I cracked it by finally figuring out where I had to look on this board, also taking my inspiration from here. As some of you might know by now, the problem was the Connections file in the pbix zip archive that had to be altered, so that it would containsinformation about the dataset that the report is supposed to be connected to.
Looking into the structure of the connections file, it is nothing more than a hashtable converted to JSON, and if one wishes, the connection can be easily modified by renaming the pbix file to a zip file, unzipping, rewriting the connections file, zipping and renaming again.
Im having a sililar issue. What did you have to change in the connection file?
@Anonymous wrote:
I figured it out by finally figuring out what I had to look for on this board, taking my inspiration from here. As some of you might know by now, the problem is the Connections file in the pbix zip archive that has to be altered, so that it contains information about the dataset that the report is connected to.

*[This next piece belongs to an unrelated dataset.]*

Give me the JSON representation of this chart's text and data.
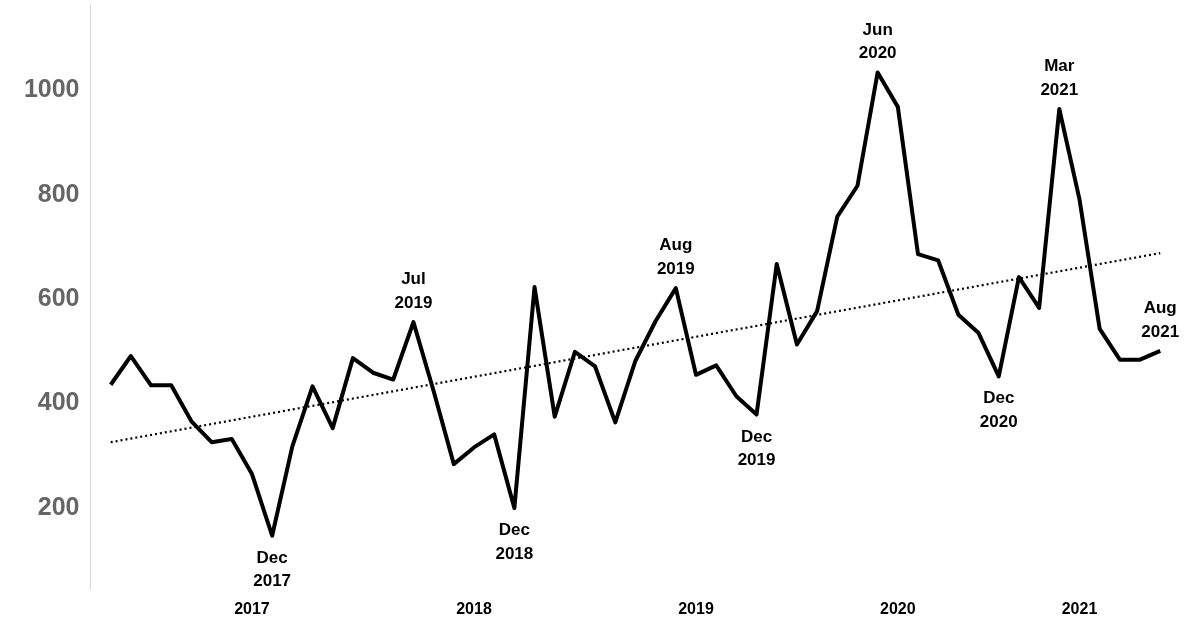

Looking into the structure of the connections file, it is nothing more than a hashtable converted to JSON, and if one wishes, the connection can be easily modified by renaming the pbix file to a zip file, unzipping, rewriting the connections file, zipping and renaming again.
@Anonymous
So you mean someone has unzipped the pbix file and changed the connection file? By no means it is supported offcially, I'd suggest avoiding such operations.
@Eric_Zhang That is exactly it, and you're right - this is also mentioned in the blog post that I referred to.
I posed the question originally, because the clone API did not seem to do what I wanted. When cloning a report from one workspace to another (as described in Sirui Sun's tutorial), the clone API would incorporate the original dataset in each of the multiple reports. I can not make sense of why it does so, and I have been using the exact same code that Sirui used for that purpose.